Q6 (15%) Given the following specs of the datapath latencies:

| Stages         | IF  | ID  | EX  | MEM | WB  |
|----------------|-----|-----|-----|-----|-----|
| Latencies (ps) | 250 | 350 | 150 | 300 | 200 |

- 1. What is the clock cycle time in a pipelined and non-pipelined processor?
- 2. What is the total latency of an LW instruction in a pipelined and non-pipelined processor?
- 3. If we can split one stage of the pipelined datapath into two new stages, each with half the latency of the original stage, which stage would you split and what is the new clock cycle time of the processor?
- A6 1. Non-pipelined: 1250*ps*; Pipelined: 350*ps*.
  - 2. Non-pipelined: 1250ps; Pipelined: 1750ps.
  - 3. Split ID stage. New clock cycle will be 300ps.
- **Q7** (10%) Regarding the following MIPS instruction:

sw R10, -20(R6)

- 1. Which registers need to be read?
- 2. What does this instruction do in the EX and MEM stages?
- A7 1. R6 and R10 need to be read.
  - 2. EX stage: -20 + R6; MEM stage: write value to memory.
- **Q8** (10%) Regarding the following instructions:

| I1: | or | R1, | R2, | R3 |
|-----|----|-----|-----|----|
| I2: | or | R2, | R1, | R4 |
| I3: | or | R1, | R1, | R2 |

- 1. Indicate dependencies and their type.
- 2. Assume there is full forwarding.
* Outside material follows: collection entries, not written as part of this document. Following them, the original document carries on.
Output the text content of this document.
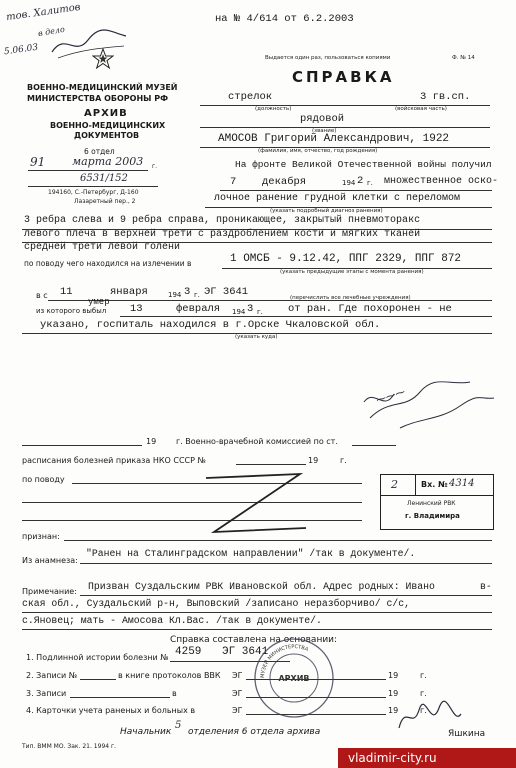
тов. Халитов
5.06.03
в дело
на № 4/614 от 6.2.2003
Выдается один раз, пользоваться копиями	Ф. № 14
СПРАВКА
ВОЕННО-МЕДИЦИНСКИЙ МУЗЕЙ
МИНИСТЕРСТВА ОБОРОНЫ РФ
АРХИВ
ВОЕННО-МЕДИЦИНСКИХ
ДОКУМЕНТОВ
6 отдел
91 марта 2003 г.
6531/152
194160, С.-Петербург, Д-160
Лазаретный пер., 2
стрелок	3 гв.сп.
(должность)	(войсковая часть)
рядовой
(звание)
АМОСОВ Григорий Александрович, 1922
(фамилия, имя, отчество, год рождения)
На фронте Великой Отечественной войны получил
7 декабря	194 2 г. множественное оско-
лочное ранение грудной клетки с переломом
(указать подробный диагноз ранения)
3 ребра слева и 9 ребра справа, проникающее, закрытый пневмоторакс
левого плеча в верхней трети с раздроблением кости и мягких тканей
средней трети левой голени
по поводу чего находился на излечении в	1 ОМСБ - 9.12.42, ППГ 2329, ППГ 872
(указать предыдущие этапы с момента ранения)
в с 11	января	194 3 г. ЭГ 3641	(перечислить все лечебные учреждения)
умер
из которого выбыл 13	февраля 194 3 г. от ран. Где похоронен - не
указано, госпиталь находился в г.Орске Чкаловской обл.
(указать куда)
⁓⁓⁓
19 г. Военно-врачебной комиссией по ст.
расписания болезней приказа НКО СССР №	19	г.
по поводу
признан:
Вх. № 4314
2
Ленинский РВК
г. Владимира
Из анамнеза:
"Ранен на Сталинградском направлении" /так в документе/.
Примечание: Призван Суздальским РВК Ивановской обл. Адрес родных: Ивано	в-
ская обл., Суздальский р-н, Выповский /записано неразборчиво/ с/с,
с.Яновец; мать - Амосова Кл.Вас. /так в документе/.
Справка составлена на основании:
1. Подлинной истории болезни № 4259 ЭГ 3641
2. Записи №	в книге протоколов ВВК ЭГ	19	г.
3. Записи	в	ЭГ	19	г.
4. Карточки учета раненых и больных в	ЭГ	19	г.
МУЗЕЙ МИНИСТЕРСТВА
АРХИВ
Начальник
5
отделения 6 отдела архива	Яшкина
Тип. ВММ МО. Зак. 21. 1994 г.
vladimir-city.ru
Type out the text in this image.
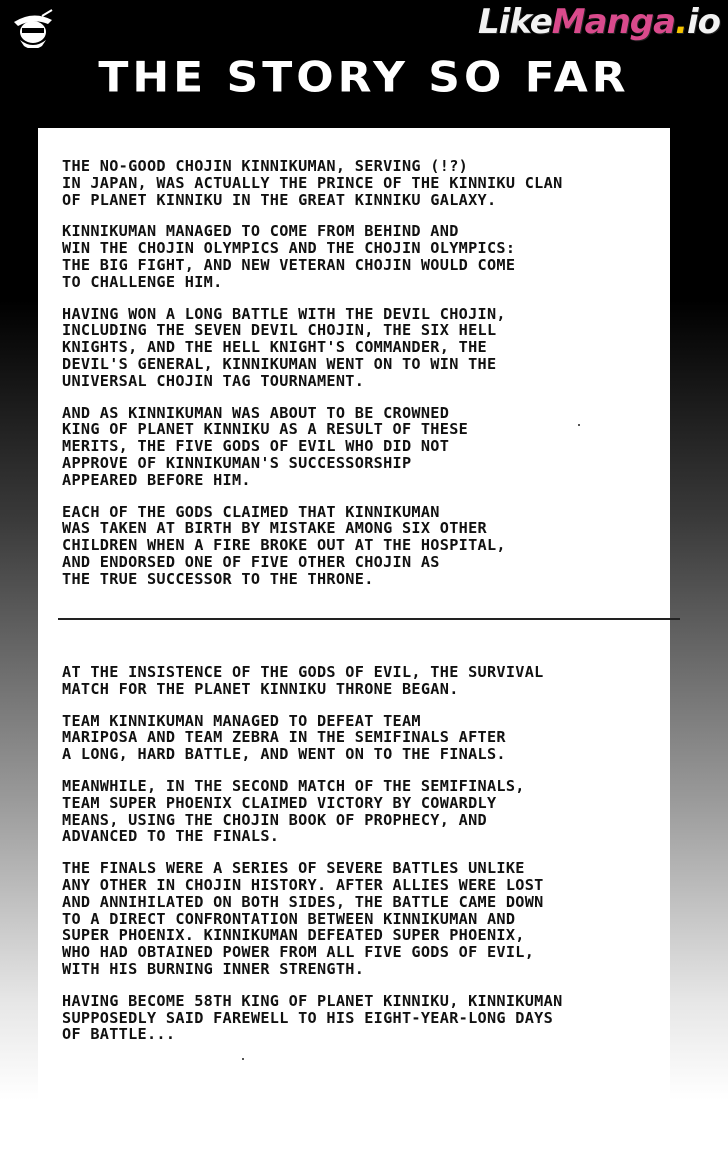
LikeManga.io
THE STORY SO FAR

THE NO-GOOD CHOJIN KINNIKUMAN, SERVING (!?)
IN JAPAN, WAS ACTUALLY THE PRINCE OF THE KINNIKU CLAN
OF PLANET KINNIKU IN THE GREAT KINNIKU GALAXY.

KINNIKUMAN MANAGED TO COME FROM BEHIND AND
WIN THE CHOJIN OLYMPICS AND THE CHOJIN OLYMPICS:
THE BIG FIGHT, AND NEW VETERAN CHOJIN WOULD COME
TO CHALLENGE HIM.

HAVING WON A LONG BATTLE WITH THE DEVIL CHOJIN,
INCLUDING THE SEVEN DEVIL CHOJIN, THE SIX HELL
KNIGHTS, AND THE HELL KNIGHT'S COMMANDER, THE
DEVIL'S GENERAL, KINNIKUMAN WENT ON TO WIN THE
UNIVERSAL CHOJIN TAG TOURNAMENT.

AND AS KINNIKUMAN WAS ABOUT TO BE CROWNED
KING OF PLANET KINNIKU AS A RESULT OF THESE
MERITS, THE FIVE GODS OF EVIL WHO DID NOT
APPROVE OF KINNIKUMAN'S SUCCESSORSHIP
APPEARED BEFORE HIM.

EACH OF THE GODS CLAIMED THAT KINNIKUMAN
WAS TAKEN AT BIRTH BY MISTAKE AMONG SIX OTHER
CHILDREN WHEN A FIRE BROKE OUT AT THE HOSPITAL,
AND ENDORSED ONE OF FIVE OTHER CHOJIN AS
THE TRUE SUCCESSOR TO THE THRONE.

AT THE INSISTENCE OF THE GODS OF EVIL, THE SURVIVAL
MATCH FOR THE PLANET KINNIKU THRONE BEGAN.

TEAM KINNIKUMAN MANAGED TO DEFEAT TEAM
MARIPOSA AND TEAM ZEBRA IN THE SEMIFINALS AFTER
A LONG, HARD BATTLE, AND WENT ON TO THE FINALS.

MEANWHILE, IN THE SECOND MATCH OF THE SEMIFINALS,
TEAM SUPER PHOENIX CLAIMED VICTORY BY COWARDLY
MEANS, USING THE CHOJIN BOOK OF PROPHECY, AND
ADVANCED TO THE FINALS.

THE FINALS WERE A SERIES OF SEVERE BATTLES UNLIKE
ANY OTHER IN CHOJIN HISTORY. AFTER ALLIES WERE LOST
AND ANNIHILATED ON BOTH SIDES, THE BATTLE CAME DOWN
TO A DIRECT CONFRONTATION BETWEEN KINNIKUMAN AND
SUPER PHOENIX. KINNIKUMAN DEFEATED SUPER PHOENIX,
WHO HAD OBTAINED POWER FROM ALL FIVE GODS OF EVIL,
WITH HIS BURNING INNER STRENGTH.

HAVING BECOME 58TH KING OF PLANET KINNIKU, KINNIKUMAN
SUPPOSEDLY SAID FAREWELL TO HIS EIGHT-YEAR-LONG DAYS
OF BATTLE...
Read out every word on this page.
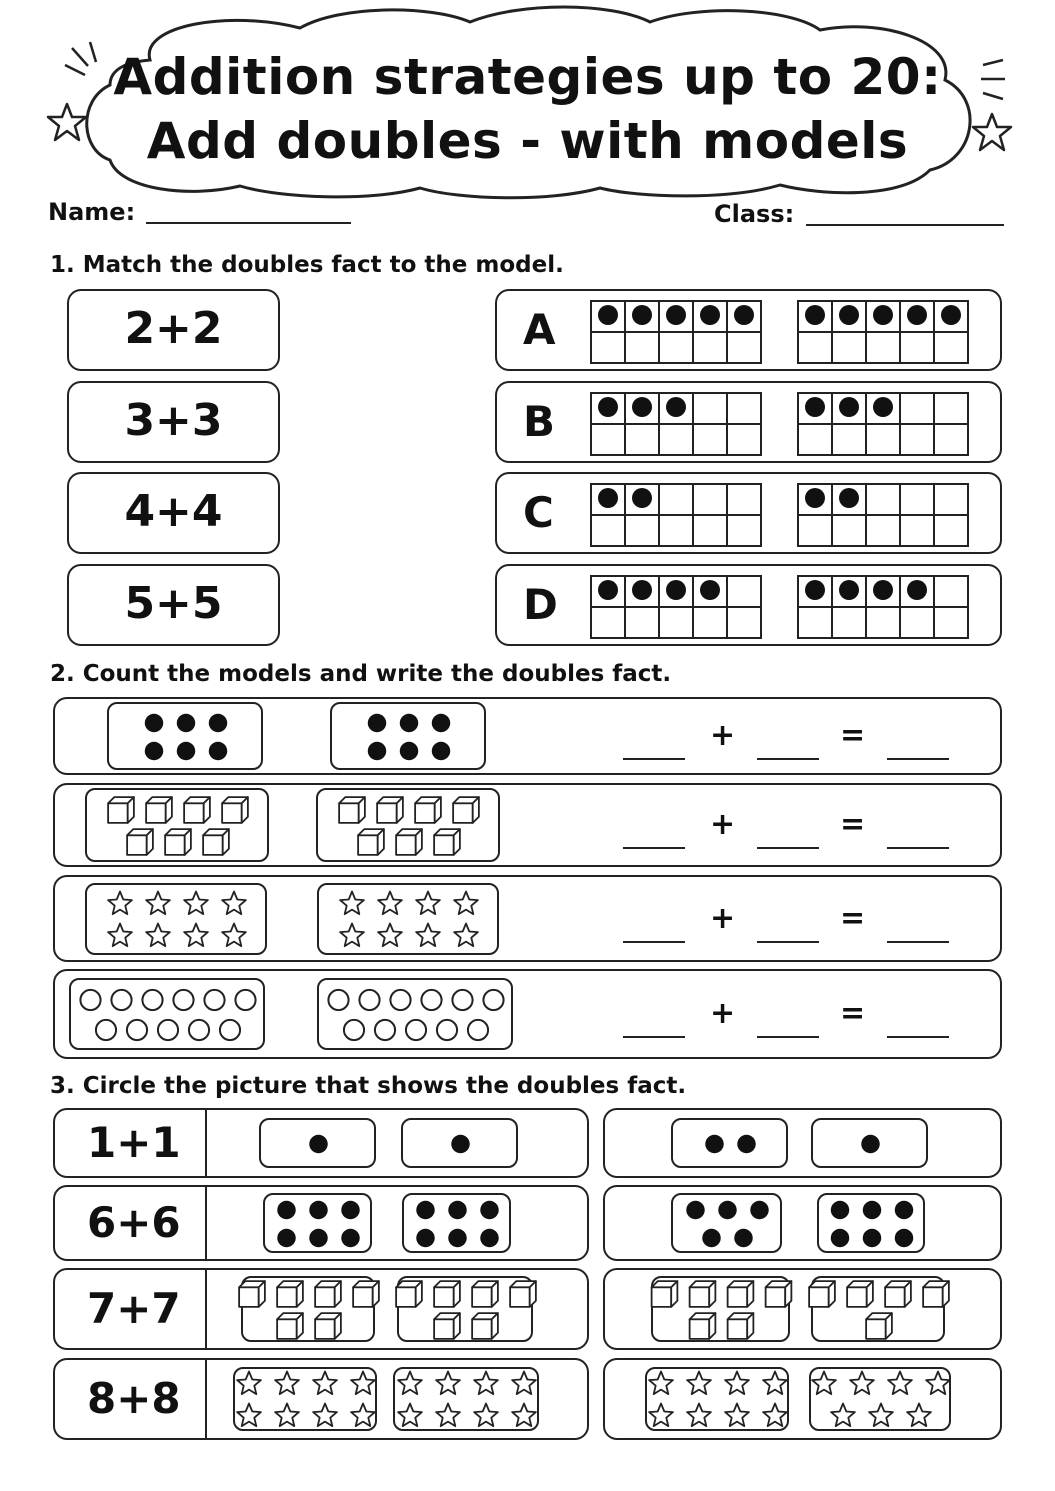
Addition strategies up to 20:
Add doubles - with models
Name:	Class:
1. Match the doubles fact to the model.
2+2
3+3
4+4
5+5
A

B

C

D

2. Count the models and write the doubles fact.
+	=
+	=
+	=
+	=
3. Circle the picture that shows the doubles fact.
1+1
6+6
7+7
8+8
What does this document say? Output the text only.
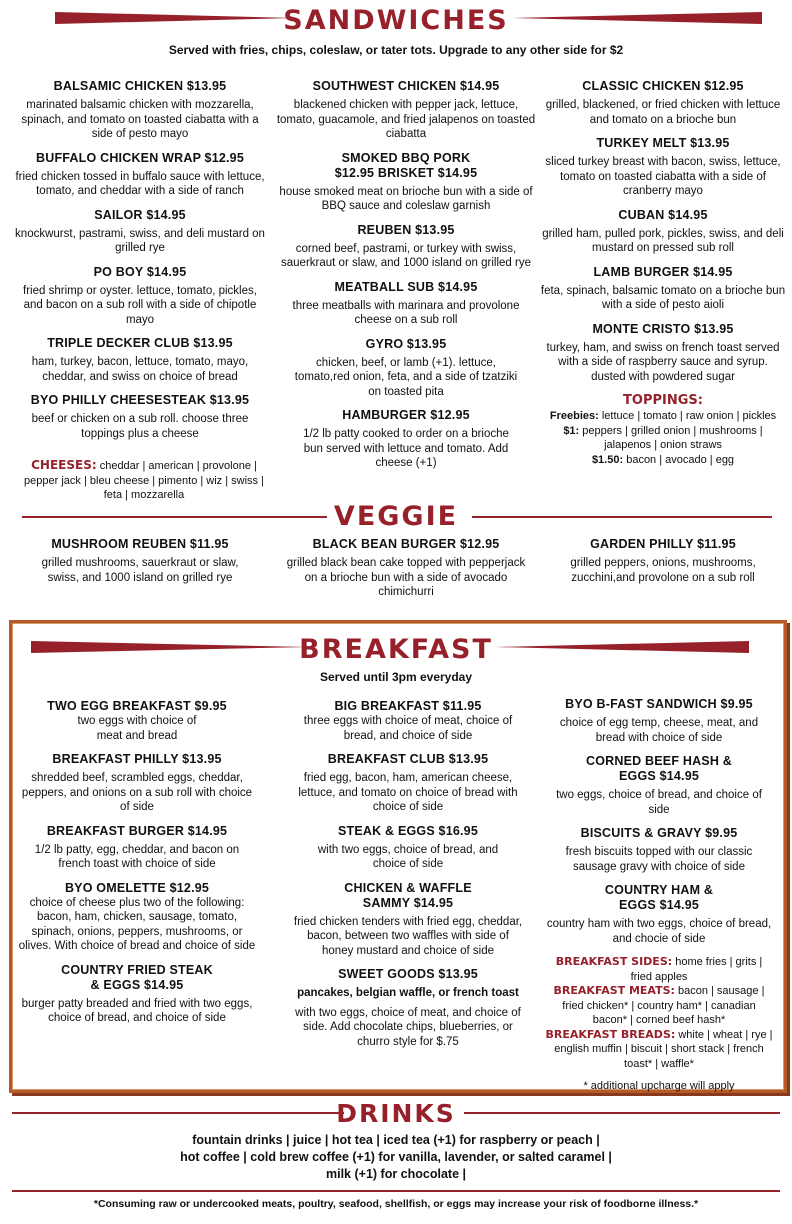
SANDWICHES
Served with fries, chips, coleslaw, or tater tots. Upgrade to any other side for $2
BALSAMIC CHICKEN $13.95
marinated balsamic chicken with mozzarella, spinach, and tomato on toasted ciabatta with a side of pesto mayo
BUFFALO CHICKEN WRAP $12.95
fried chicken tossed in buffalo sauce with lettuce, tomato, and cheddar with a side of ranch
SAILOR $14.95
knockwurst, pastrami, swiss, and deli mustard on grilled rye
PO BOY $14.95
fried shrimp or oyster. lettuce, tomato, pickles, and bacon on a sub roll with a side of chipotle mayo
TRIPLE DECKER CLUB $13.95
ham, turkey, bacon, lettuce, tomato, mayo, cheddar, and swiss on choice of bread
BYO PHILLY CHEESESTEAK $13.95
beef or chicken on a sub roll. choose three toppings plus a cheese
CHEESES: cheddar | american | provolone | pepper jack | bleu cheese | pimento | wiz | swiss | feta | mozzarella
SOUTHWEST CHICKEN $14.95
blackened chicken with pepper jack, lettuce, tomato, guacamole, and fried jalapenos on toasted ciabatta
SMOKED BBQ PORK $12.95 BRISKET $14.95
house smoked meat on brioche bun with a side of BBQ sauce and coleslaw garnish
REUBEN $13.95
corned beef, pastrami, or turkey with swiss, sauerkraut or slaw, and 1000 island on grilled rye
MEATBALL SUB $14.95
three meatballs with marinara and provolone cheese on a sub roll
GYRO $13.95
chicken, beef, or lamb (+1). lettuce, tomato,red onion, feta, and a side of tzatziki on toasted pita
HAMBURGER $12.95
1/2 lb patty cooked to order on a brioche bun served with lettuce and tomato. Add cheese (+1)
CLASSIC CHICKEN $12.95
grilled, blackened, or fried chicken with lettuce and tomato on a brioche bun
TURKEY MELT $13.95
sliced turkey breast with bacon, swiss, lettuce, tomato on toasted ciabatta with a side of cranberry mayo
CUBAN $14.95
grilled ham, pulled pork, pickles, swiss, and deli mustard on pressed sub roll
LAMB BURGER $14.95
feta, spinach, balsamic tomato on a brioche bun with a side of pesto aioli
MONTE CRISTO $13.95
turkey, ham, and swiss on french toast served with a side of raspberry sauce and syrup. dusted with powdered sugar
TOPPINGS:
Freebies: lettuce | tomato | raw onion | pickles
$1: peppers | grilled onion | mushrooms | jalapenos | onion straws
$1.50: bacon | avocado | egg
VEGGIE
MUSHROOM REUBEN $11.95
grilled mushrooms, sauerkraut or slaw, swiss, and 1000 island on grilled rye
BLACK BEAN BURGER $12.95
grilled black bean cake topped with pepperjack on a brioche bun with a side of avocado chimichurri
GARDEN PHILLY $11.95
grilled peppers, onions, mushrooms, zucchini,and provolone on a sub roll
BREAKFAST
Served until 3pm everyday
TWO EGG BREAKFAST $9.95
two eggs with choice of meat and bread
BREAKFAST PHILLY $13.95
shredded beef, scrambled eggs, cheddar, peppers, and onions on a sub roll with choice of side
BREAKFAST BURGER $14.95
1/2 lb patty, egg, cheddar, and bacon on french toast with choice of side
BYO OMELETTE $12.95
choice of cheese plus two of the following: bacon, ham, chicken, sausage, tomato, spinach, onions, peppers, mushrooms, or olives. With choice of bread and choice of side
COUNTRY FRIED STEAK & EGGS $14.95
burger patty breaded and fried with two eggs, choice of bread, and choice of side
BIG BREAKFAST $11.95
three eggs with choice of meat, choice of bread, and choice of side
BREAKFAST CLUB $13.95
fried egg, bacon, ham, american cheese, lettuce, and tomato on choice of bread with choice of side
STEAK & EGGS $16.95
with two eggs, choice of bread, and choice of side
CHICKEN & WAFFLE SAMMY $14.95
fried chicken tenders with fried egg, cheddar, bacon, between two waffles with side of honey mustard and choice of side
SWEET GOODS $13.95
pancakes, belgian waffle, or french toast
with two eggs, choice of meat, and choice of side. Add chocolate chips, blueberries, or churro style for $.75
BYO B-FAST SANDWICH $9.95
choice of egg temp, cheese, meat, and bread with choice of side
CORNED BEEF HASH & EGGS $14.95
two eggs, choice of bread, and choice of side
BISCUITS & GRAVY $9.95
fresh biscuits topped with our classic sausage gravy with choice of side
COUNTRY HAM & EGGS $14.95
country ham with two eggs, choice of bread, and chocie of side
BREAKFAST SIDES: home fries | grits | fried apples
BREAKFAST MEATS: bacon | sausage | fried chicken* | country ham* | canadian bacon* | corned beef hash*
BREAKFAST BREADS: white | wheat | rye | english muffin | biscuit | short stack | french toast* | waffle*
* additional upcharge will apply
DRINKS
fountain drinks | juice | hot tea | iced tea (+1) for raspberry or peach |
hot coffee | cold brew coffee (+1) for vanilla, lavender, or salted caramel |
milk (+1) for chocolate |
*Consuming raw or undercooked meats, poultry, seafood, shellfish, or eggs may increase your risk of foodborne illness.*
Indicate hazards and add nop instructions to eliminate them.
- **A8** 1. RAW: R1 from I1 to I2, I3; R2 from I2 to I3. WAR: R2 from I1 to I2; R1 from I2 to I3. WAW: R1 from I1 to I3.
  - 2. No RAW hazard because of the existence of forwarding.

Q9 (15%) Given the following loop, assume that perfect branch prediction is used (no stalls due to control hazards), that there are no delay slots, and that the pipeline has full forwarding support. Also assume that many iterations of this loop are executed before the loop exits.

```
loop: lw R1, 0(R1)
    and R1, R1, R2
    lw R1, 0(R1)
    lw R1, 0(R1)
    beq R1, R0, loop
```

- 1. Show a pipeline execution diagram for the third iteration of this loop, from the cycle in which we fetch the first instruction of that iteration up to (but not including) the cycle in which we can fetch the first instruction of the next iteration. Show all instructions that are in the pipeline during these cycles (not just those from the third iteration).
- 2. How often (as a percentage of all cycles) do we have a cycle in which all five pipeline stages are doing useful work?
- 3. At the start of the cycle in which we fetch the first instruction of the third iteration of this loop, what is stored in the IF/ID register?

A9 1. See the Figure 1:

| LW R1,0(R1)    | WB |     |    |     |     |    |     |     |
|----------------|----|-----|----|-----|-----|----|-----|-----|
| LW R1,0(R1)    | ΕX | MEM | WB |     |     |    |     |     |
| BEQ R1,R0,Loop | ΙD | *** | ЕX | MEM | WB  |    |     |     |
| LW R1,0(R1)    | ΙF | *** | ΙD | ΕX  | MEM | WB |     |     |
| AND R1,R1,R2   |    |     | ΙF | ΙD  | *** | ΕX | MEM | WB  |
| LW R1,0(R1)    |    |     |    | ΙF  | *** | ΙD | ΕX  | MEM |
| LW R1,0(R1)    |    |     |    |     |     | ΙF | ΙD  | *** |
| BEQ R1,R0,Loop |    |     |    |     |     |    | ΙF  | *** |

Figure 1: Answer of Q8-1

- 2. 0 %.
- 3. The address of that first instruction of the third iteration (PC + 4 for the BEQ from the previous iteration) and the instruction word of the BEQ from the previous iteration.